Leaving aside the topics taught for a moment, why on earth would the school have thought they could get away with barring parents from auditing a sex-ed course, especially considering that the school district's official policy encourages classroom visits?
Reader Max G. sends along a pair of links from Right Reason. I can't say I've done much reading in "philosophical conservatism," but over at RR they've got things to say about homeschooling. Graeme Hunter praises homeschooling parents for carrying the torch that could save civilization (again), while Roger Scruton believes homeschooling is one link in the chain of moving kids from public to private schools.
Steve Kellmeyer claims that homeschooling is not "a good fit for the modern family," but he's not damning homeschooling - he's damning society for making the modern family sterile and ignorant.
The battle for state regulation of homeshooled education goes on, with Utah passing a bill that gives parents more control over, and privacy about, what they teach.
Are you a homeschooling parent tired of hearing the accusation that your kids can't possibly be "well-socialized"? Finally, some research to back you up.
A Denver School Board member is brutally honest:
Charter schools have lured thousands of students from area public schools by offering incentives and recruiting intensively. "We know we won't have any kids if we don't do it," said Kay Frunzi, who runs Denver's Wyatt-Edison Charter School.
Their success has cost district budgets thousands of dollars and forced some principals and school boards to consider how to compete....
School board members and principals are waking up to a market-driven climate, and trying to figure out how to compete.

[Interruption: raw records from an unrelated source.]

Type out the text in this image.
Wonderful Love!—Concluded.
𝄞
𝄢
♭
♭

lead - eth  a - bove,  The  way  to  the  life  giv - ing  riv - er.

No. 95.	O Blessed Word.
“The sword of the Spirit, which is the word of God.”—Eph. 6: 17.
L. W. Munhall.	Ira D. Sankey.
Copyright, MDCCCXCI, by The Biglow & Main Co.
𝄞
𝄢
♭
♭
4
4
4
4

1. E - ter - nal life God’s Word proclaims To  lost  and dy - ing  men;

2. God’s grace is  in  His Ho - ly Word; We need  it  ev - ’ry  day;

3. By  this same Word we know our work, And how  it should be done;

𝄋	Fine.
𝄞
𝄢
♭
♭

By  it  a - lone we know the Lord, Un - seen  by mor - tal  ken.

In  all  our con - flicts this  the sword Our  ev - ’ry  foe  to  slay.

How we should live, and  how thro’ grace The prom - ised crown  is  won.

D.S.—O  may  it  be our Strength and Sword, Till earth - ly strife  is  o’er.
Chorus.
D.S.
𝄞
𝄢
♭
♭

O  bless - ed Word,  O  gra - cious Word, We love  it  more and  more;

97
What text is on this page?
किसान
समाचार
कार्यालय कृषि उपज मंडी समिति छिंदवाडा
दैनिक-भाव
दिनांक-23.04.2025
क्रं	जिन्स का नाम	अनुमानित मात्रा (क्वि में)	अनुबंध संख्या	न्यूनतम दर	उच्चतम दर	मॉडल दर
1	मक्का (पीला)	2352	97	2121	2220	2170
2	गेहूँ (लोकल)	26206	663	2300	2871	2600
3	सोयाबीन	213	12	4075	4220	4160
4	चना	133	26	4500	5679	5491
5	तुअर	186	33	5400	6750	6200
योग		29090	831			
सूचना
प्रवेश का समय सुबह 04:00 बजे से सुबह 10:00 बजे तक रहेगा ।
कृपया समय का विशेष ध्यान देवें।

It's critical because in Denver, for example, each student is worth $6,500 in funding to a school. Charters have found niches in the marketplace and have responded to what parents want, said Theresa Pea, a Denver School Board member.
"We (DPS) haven't caught up with that," she said. "We will need to give our principals more training and capacity to handle this. Some of them have never been in the business environment where they have to compete."
Is it any wonder that the charter school movement has caught them off guard? I couldn't find too much on the Wyatt-Edison Charter School online, but they did donate to the Susan G. Komen Breast Cancer Foundation.